Une fois enfermée dans un établissement d’Ankang, la victime n’a que peu ou pas de chances d’en sortir, quel que soit son état de santé. Les médecins à l’intérieur sont soit forcés de coopérer, soit ils le font volontairement ; malgré cette subtile différence, le résultat est le même.
Le rapport montre à quel point les violations commises à l’intérieur de l’établissement peuvent être graves, allant de la médication forcée aux coups, en passant par le fait d’être attaché à des lits pendant des périodes prolongées ou la thérapie par électrochocs. La plupart des victimes sont privées de visites ou de contacts avec leur famille et leurs amis. Pour beaucoup, cela ne dure pas des semaines ou des mois, mais des années, et il n’est pas rare que des personnes passent plus de dix ans dans de tels établissements.
Dans des cas plus rares, tout de même 10% des cas recensés, des membres de la famille coopèrent en réalité avec la police pour faire interner les victimes contre leur gré, alors qu’elles ne représentent aucun danger pour elles-mêmes ni pour les autres.

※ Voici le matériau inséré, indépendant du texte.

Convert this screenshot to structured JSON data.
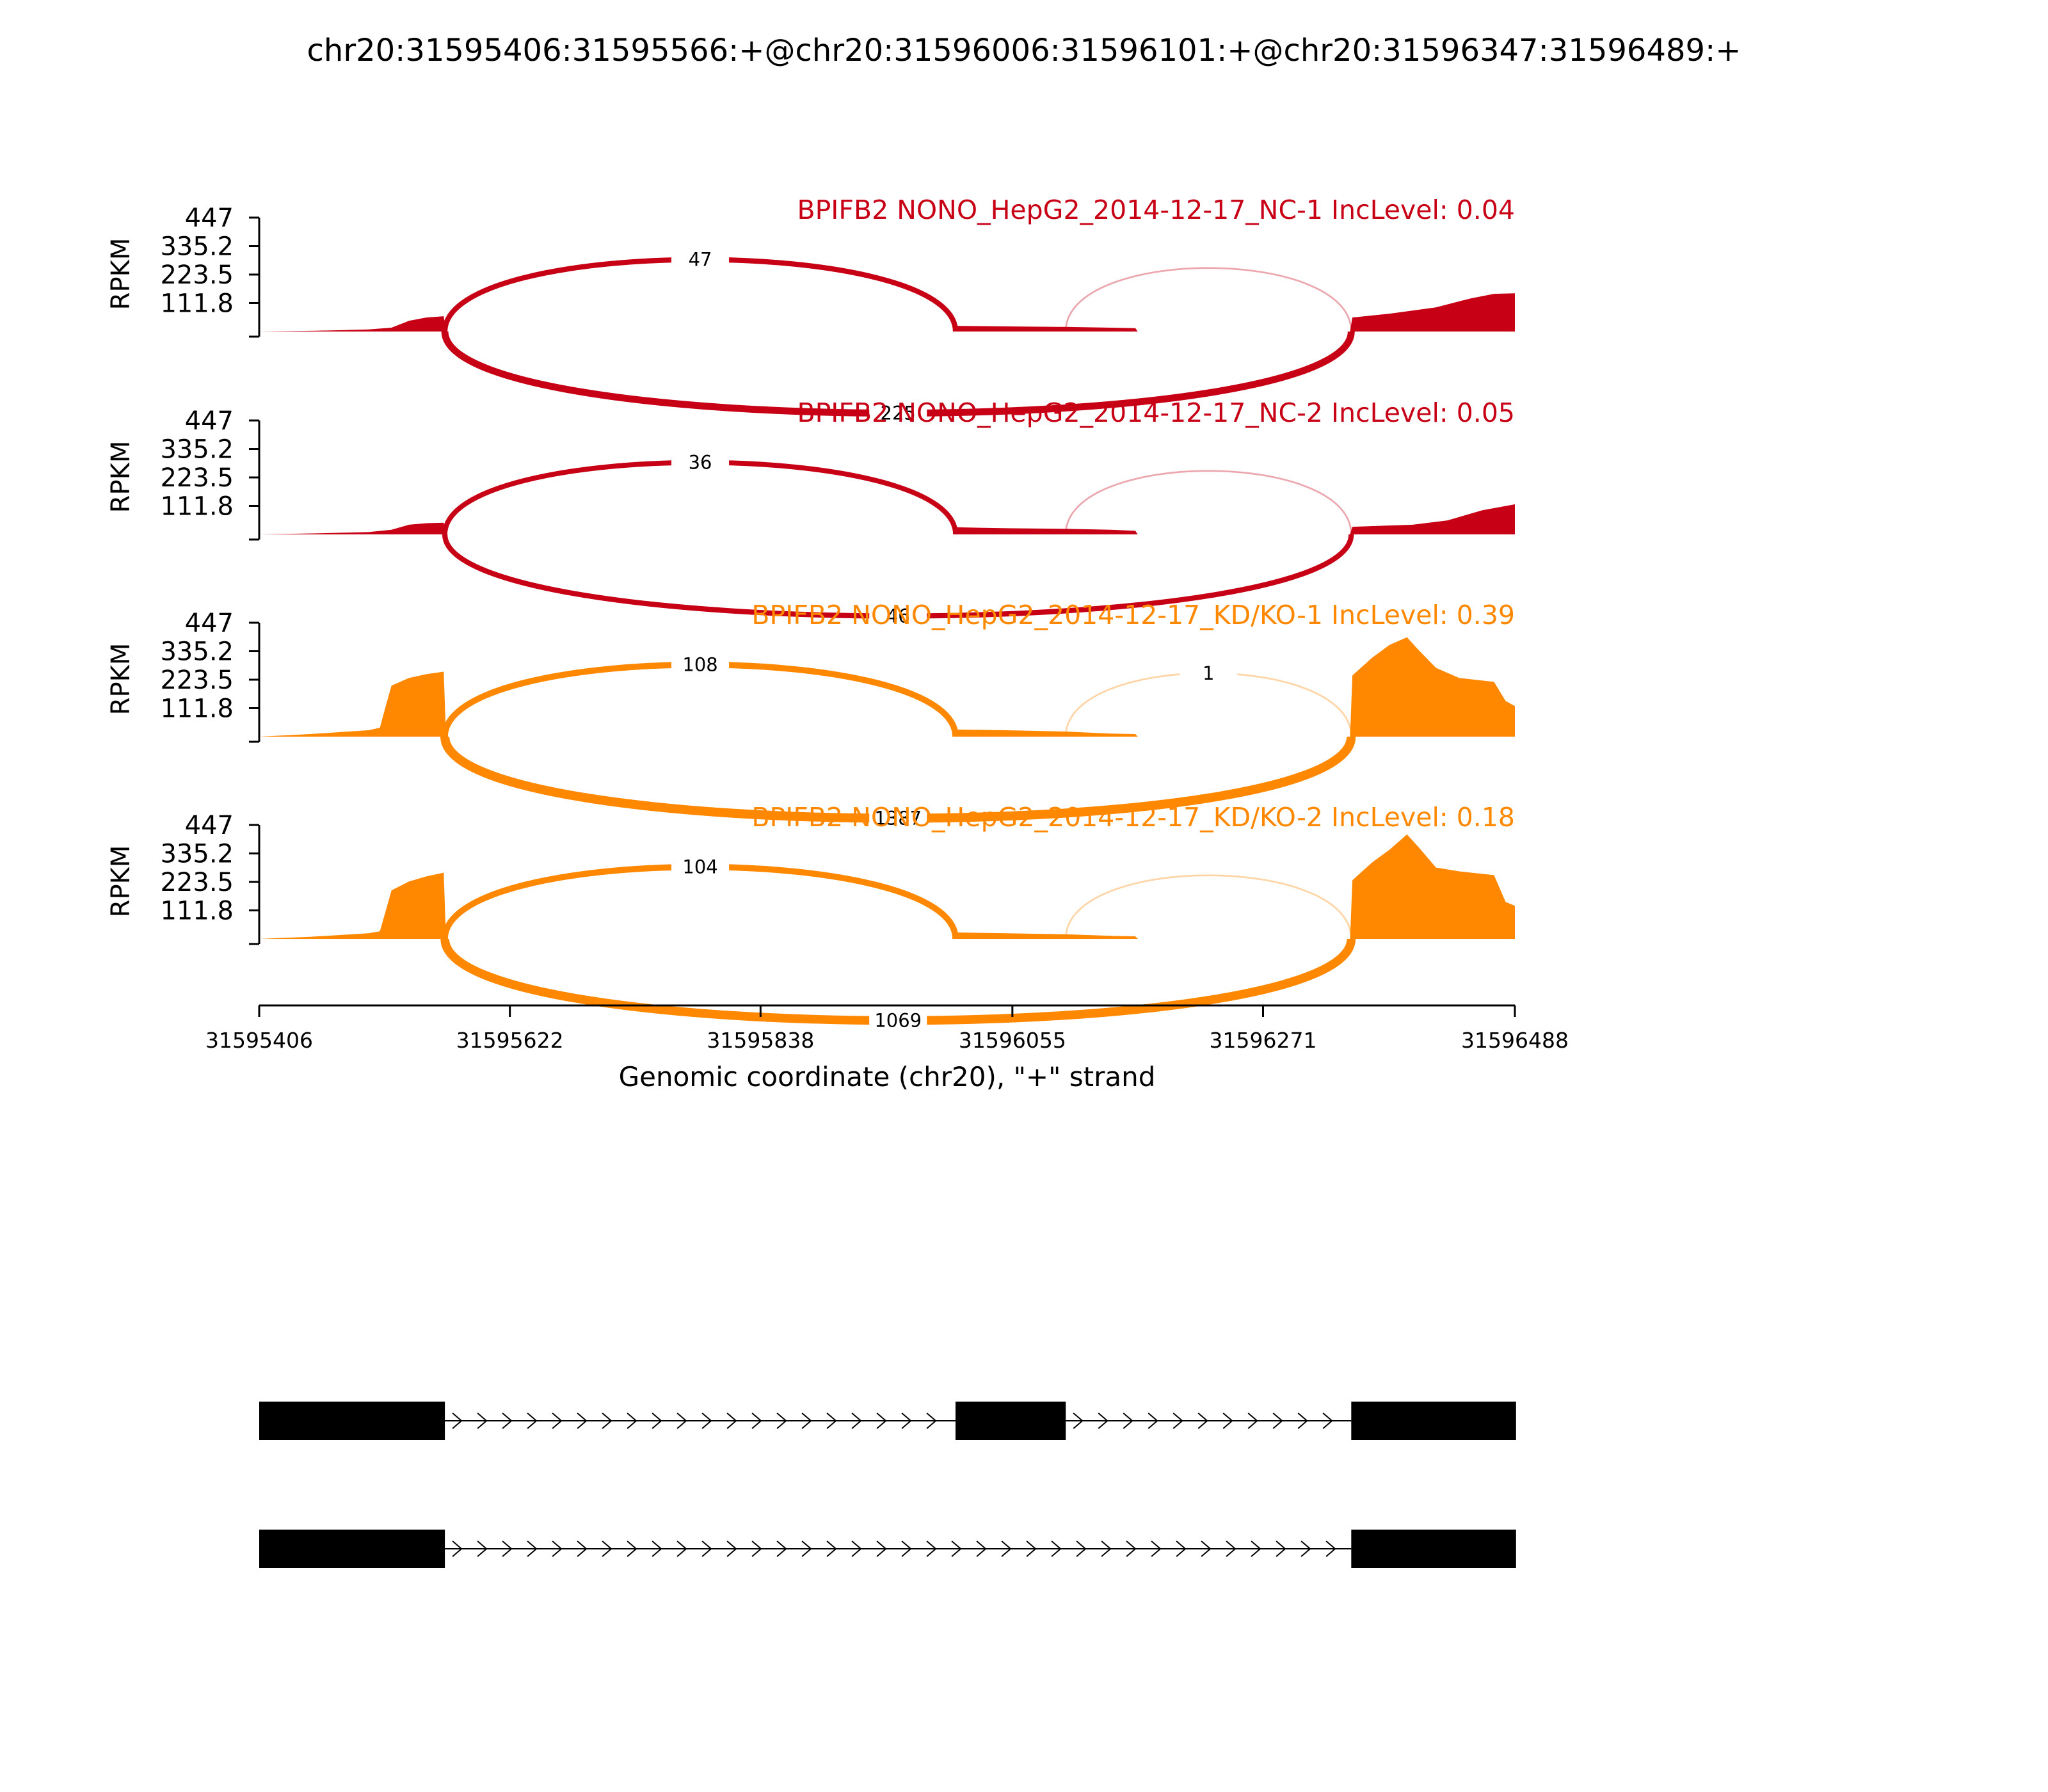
{
  "chart_data": {
    "type": "area",
    "title": "chr20:31595406:31595566:+@chr20:31596006:31596101:+@chr20:31596347:31596489:+",
    "xlabel": "Genomic coordinate (chr20), \"+\" strand",
    "ylabel": "RPKM",
    "xlim": [
      31595406,
      31596488
    ],
    "ylim": [
      0,
      447
    ],
    "x_ticks": [
      "31595406",
      "31595622",
      "31595838",
      "31596055",
      "31596271",
      "31596488"
    ],
    "y_ticks": [
      "447",
      "335.2",
      "223.5",
      "111.8"
    ],
    "exons": {
      "upstream": [
        31595406,
        31595566
      ],
      "skipped": [
        31596006,
        31596101
      ],
      "downstream": [
        31596347,
        31596489
      ]
    },
    "panels": [
      {
        "title": "BPIFB2 NONO_HepG2_2014-12-17_NC-1 IncLevel: 0.04",
        "color": "#c80015",
        "coverage": [
          [
            31595406,
            0
          ],
          [
            31595455,
            3
          ],
          [
            31595500,
            8
          ],
          [
            31595520,
            15
          ],
          [
            31595535,
            42
          ],
          [
            31595550,
            55
          ],
          [
            31595565,
            60
          ],
          [
            31595567,
            0
          ],
          [
            31596005,
            0
          ],
          [
            31596007,
            22
          ],
          [
            31596050,
            20
          ],
          [
            31596100,
            18
          ],
          [
            31596140,
            15
          ],
          [
            31596161,
            13
          ],
          [
            31596163,
            0
          ],
          [
            31596346,
            0
          ],
          [
            31596348,
            55
          ],
          [
            31596380,
            70
          ],
          [
            31596420,
            95
          ],
          [
            31596450,
            130
          ],
          [
            31596470,
            148
          ],
          [
            31596488,
            150
          ]
        ],
        "junctions": [
          {
            "from": 31595566,
            "to": 31596006,
            "count": "47",
            "side": "above"
          },
          {
            "from": 31596101,
            "to": 31596347,
            "count": "",
            "side": "above"
          },
          {
            "from": 31595566,
            "to": 31596347,
            "count": "225",
            "side": "below"
          }
        ]
      },
      {
        "title": "BPIFB2 NONO_HepG2_2014-12-17_NC-2 IncLevel: 0.05",
        "color": "#c80015",
        "coverage": [
          [
            31595406,
            0
          ],
          [
            31595455,
            4
          ],
          [
            31595500,
            9
          ],
          [
            31595520,
            18
          ],
          [
            31595535,
            38
          ],
          [
            31595550,
            44
          ],
          [
            31595565,
            46
          ],
          [
            31595567,
            0
          ],
          [
            31596005,
            0
          ],
          [
            31596007,
            28
          ],
          [
            31596050,
            24
          ],
          [
            31596100,
            22
          ],
          [
            31596140,
            18
          ],
          [
            31596161,
            14
          ],
          [
            31596163,
            0
          ],
          [
            31596346,
            0
          ],
          [
            31596348,
            30
          ],
          [
            31596400,
            38
          ],
          [
            31596430,
            55
          ],
          [
            31596460,
            95
          ],
          [
            31596488,
            118
          ]
        ],
        "junctions": [
          {
            "from": 31595566,
            "to": 31596006,
            "count": "36",
            "side": "above"
          },
          {
            "from": 31596101,
            "to": 31596347,
            "count": "",
            "side": "above"
          },
          {
            "from": 31595566,
            "to": 31596347,
            "count": "46",
            "side": "below"
          }
        ]
      },
      {
        "title": "BPIFB2 NONO_HepG2_2014-12-17_KD/KO-1 IncLevel: 0.39",
        "color": "#ff8800",
        "coverage": [
          [
            31595406,
            0
          ],
          [
            31595450,
            10
          ],
          [
            31595500,
            25
          ],
          [
            31595510,
            35
          ],
          [
            31595515,
            120
          ],
          [
            31595520,
            200
          ],
          [
            31595535,
            230
          ],
          [
            31595550,
            245
          ],
          [
            31595565,
            255
          ],
          [
            31595567,
            0
          ],
          [
            31596005,
            0
          ],
          [
            31596007,
            28
          ],
          [
            31596050,
            25
          ],
          [
            31596100,
            20
          ],
          [
            31596140,
            12
          ],
          [
            31596161,
            10
          ],
          [
            31596163,
            0
          ],
          [
            31596346,
            0
          ],
          [
            31596348,
            240
          ],
          [
            31596365,
            310
          ],
          [
            31596380,
            360
          ],
          [
            31596395,
            390
          ],
          [
            31596405,
            340
          ],
          [
            31596420,
            270
          ],
          [
            31596440,
            230
          ],
          [
            31596470,
            215
          ],
          [
            31596480,
            140
          ],
          [
            31596488,
            120
          ]
        ],
        "junctions": [
          {
            "from": 31595566,
            "to": 31596006,
            "count": "108",
            "side": "above"
          },
          {
            "from": 31596101,
            "to": 31596347,
            "count": "1",
            "side": "above"
          },
          {
            "from": 31595566,
            "to": 31596347,
            "count": "1387",
            "side": "below"
          }
        ]
      },
      {
        "title": "BPIFB2 NONO_HepG2_2014-12-17_KD/KO-2 IncLevel: 0.18",
        "color": "#ff8800",
        "coverage": [
          [
            31595406,
            0
          ],
          [
            31595450,
            8
          ],
          [
            31595500,
            22
          ],
          [
            31595510,
            30
          ],
          [
            31595515,
            110
          ],
          [
            31595520,
            190
          ],
          [
            31595535,
            225
          ],
          [
            31595550,
            245
          ],
          [
            31595565,
            260
          ],
          [
            31595567,
            0
          ],
          [
            31596005,
            0
          ],
          [
            31596007,
            25
          ],
          [
            31596050,
            22
          ],
          [
            31596100,
            18
          ],
          [
            31596140,
            12
          ],
          [
            31596161,
            10
          ],
          [
            31596163,
            0
          ],
          [
            31596346,
            0
          ],
          [
            31596348,
            230
          ],
          [
            31596365,
            300
          ],
          [
            31596380,
            350
          ],
          [
            31596395,
            410
          ],
          [
            31596405,
            360
          ],
          [
            31596420,
            280
          ],
          [
            31596440,
            265
          ],
          [
            31596470,
            250
          ],
          [
            31596480,
            145
          ],
          [
            31596488,
            130
          ]
        ],
        "junctions": [
          {
            "from": 31595566,
            "to": 31596006,
            "count": "104",
            "side": "above"
          },
          {
            "from": 31596101,
            "to": 31596347,
            "count": "",
            "side": "above"
          },
          {
            "from": 31595566,
            "to": 31596347,
            "count": "1069",
            "side": "below"
          }
        ]
      }
    ],
    "isoforms": [
      {
        "exons": [
          [
            31595406,
            31595566
          ],
          [
            31596006,
            31596101
          ],
          [
            31596347,
            31596489
          ]
        ]
      },
      {
        "exons": [
          [
            31595406,
            31595566
          ],
          [
            31596347,
            31596489
          ]
        ]
      }
    ]
  }
}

Dong Yaoqiong a attiré l’attention du monde entier après avoir éclaboussé d’encre une affiche de propagande du dirigeant chinois Xi Jinping. Deng Fuquan est un ancien soldat qui a déposé une plainte contre le refus d’indemnisation pour le traitement des blessures subies lors de son service dans l’Armée populaire de libération. Song Zaimin a apporté publiquement son soutien à Guo Wengui, un critique du Parti communiste chinois (PCC). Li Tiantian, une jeune fille, a soutenu publiquement un professeur qui a été puni pour avoir appelé ses étudiants à remettre en question les récits historiques officiels établis par le PCC.
Chacun d’entre eux a fini à Ankang.
Il existe bien une loi sur la santé mentale stipulant clairement que personne ne peut être interné sans une évaluation psychiatrique initiale appropriée. Et pourtant la police peut de toute évidence placer des personnes en incarcération psychiatrique sans jamais avoir à s’en soucier. Les victimes, gardées au secret une fois enfermées, n’ont aucun moyen de faire appel ou de lutter contre une telle violation de la loi. Et on peut supposer, après les abus, que les victimes peuvent même perdre toute envie de se battre, même si elles le pouvaient.
Le seul moyen d’être libéré est d’obtenir des autorités le droit sortir. Mais pourquoi le feraient-elles à moins qu’on fasse tout ce qu’elles demandent (voire plus) ?
L’Ankang est une relique du passé trouble de la Chine et n’a pas sa place sur terre aujourd’hui. Il serait plus juste que ce système se nomme « enfer » et non « paix et bonne santé ».